Publicado originalmente en Cine Maldito
La carretera y el terror son dos conceptos cuyo nexo se antoja bastante interesante. Aprovechada por el cine en contadas ocasiones (pero en su mayoría de forma bastante eficiente), esta unión ha dejado títulos tan emblemáticos como El Diablo sobre Ruedas (1971, un telefilm rodado por un joven llamado Steven Spielberg) o Carretera al Infierno (1986), película ya enclaustrada en aquel mítico y reivindicable cine de género de los 80. Quizá por la extraña mezcolanza del vacío que enseñan esas carreteras secundarias de la América Profunda con un terror que lejos del susto fácil su principal pretensión es la de llevar las emociones de los personajes al límite, esta forma de retratar el horror a través del asfalto ha dejado para la historia una serie de películas con cierto halo reivindicativo, siendo Carrera con el Diablo una de las principales y primerizas muestras.
Protagonizada por los siempre agradecidos rostros de Peter Fonda y Warren Oates, y dirigida por un Jack Starrett que venía de dirigir una blaxpoitation del calibre de Cleopatra Jones (1973), la película supone un admirable resultado de mezclar las road movies emergentes de la época con el terror satánico que películas como La Semilla del Diablo (1968) o El Exorcista (1973) habían puesto en la cresta de la ola del cine de género de la época. Y es que Carrera con el Diablo comienza como un interesante viaje a través de esa América desértica y calurosa tan recurrente en aquella fantástica década de los 70, con un ritmo pausado que se verá truncado con el punto de inflexión en el que nuestros protagonistas sean testigos de una ceremonia satánica. Será a partir de entonces cuando la inocente road movie a la que estábamos asistiendo se convierta en un brillante thriller con un pulso narrativo sabiamente utilizado, donde asistiremos a un fantástico retrato de terror psicológico en su máxima expresión (sin caer en clichés baratos tan propios del género) confluyendo en la aterradora postal de esos paisajes vacuos y calurosos donde el componente emocional de los personajes parece emerger sin ningún atisbo de final, como bien se mostró en otras películas del fantástico contemporáneas como La Matanza de Texas (1974), aquella modestísima pieza que Tobe Hooper convirtió en uno de los principales exponentes de ese terror rural tan imitado en nuestros días.

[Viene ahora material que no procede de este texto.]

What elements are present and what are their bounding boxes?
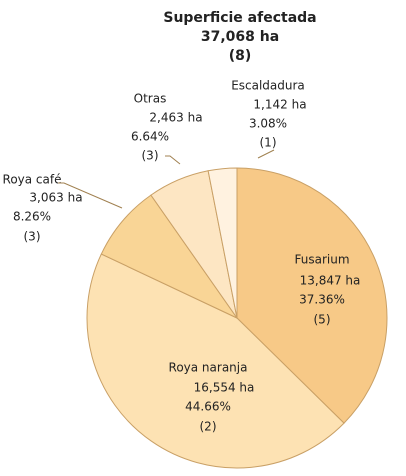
percent-label: 6.64% — [131, 130, 169, 144]
leader-line — [165, 155, 181, 165]
pie-slice — [207, 167, 238, 319]
percent-label: 44.66% — [185, 400, 231, 414]
value-label: 16,554 ha — [194, 381, 255, 395]
chart-subtitle: 37,068 ha — [201, 29, 279, 45]
count-label: (3) — [142, 149, 159, 163]
leader-line — [58, 182, 123, 209]
value-label: 2,463 ha — [149, 111, 202, 125]
count-label: (5) — [314, 313, 331, 327]
slice-label: Otras — [134, 92, 167, 106]
value-label: 13,847 ha — [300, 274, 361, 288]
leader-line — [257, 149, 275, 159]
chart-title: Superficie afectada — [163, 10, 316, 26]
slice-label: Fusarium — [294, 253, 349, 267]
slice-label: Roya café — [3, 173, 62, 187]
pie-slice — [86, 253, 345, 469]
slice-label: Roya naranja — [169, 361, 248, 375]
pie-slice — [236, 167, 388, 424]
value-label: 1,142 ha — [253, 98, 306, 112]
count-label: (3) — [24, 230, 41, 244]
count-label: (1) — [260, 136, 277, 150]
percent-label: 3.08% — [249, 117, 287, 131]
count-label: (2) — [200, 420, 217, 434]
slice-label: Escaldadura — [231, 79, 305, 93]
percent-label: 37.36% — [299, 293, 345, 307]
chart-subtitle: (8) — [229, 48, 252, 64]
percent-label: 8.26% — [13, 210, 51, 224]
value-label: 3,063 ha — [29, 191, 82, 205]
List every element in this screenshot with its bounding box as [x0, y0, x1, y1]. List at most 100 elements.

Starrett realiza un gran trabajo sacando tanto provecho de un guion cuya narrativa se antoja ciertamente esquelética, retratando a la perfección esa sensación de claustrofobia y demencia que los protagonistas parecen destinados a sufrir. Lo interesante es ver también como el director empapa la historia de un horror más elaborado de lo que a priori cabría esperar, sin caer en el fácil recurso del terror acartonado. La película puede servir a modo de ejemplo de ese cine de género enmascarado (su aspecto de road movie señalado anteriormente la hace potenciar aún más su encanto) parido en una década donde el descaro de las propuestas impedía lastrar al producto por los terrenos más convencionales del momento. Carrera con el Diablo triunfa en mostrar esa paranoia extrema en el grupo de protagonistas (con un claro objetivo de contagiar al espectador) no sin antes demostrar una gran habilidad en desarrollar con cierta contención cada uno de los géneros en los que la película se columpia, pasando de la acción al cine de género en un suspiro. Una película a reivindicar, con el encanto y buen hacer de otras muchas propuestas que un día decidieron empapar de horror esas viejas carreteras norteamericanas.
Saludos desde el Gabinete, camaradas.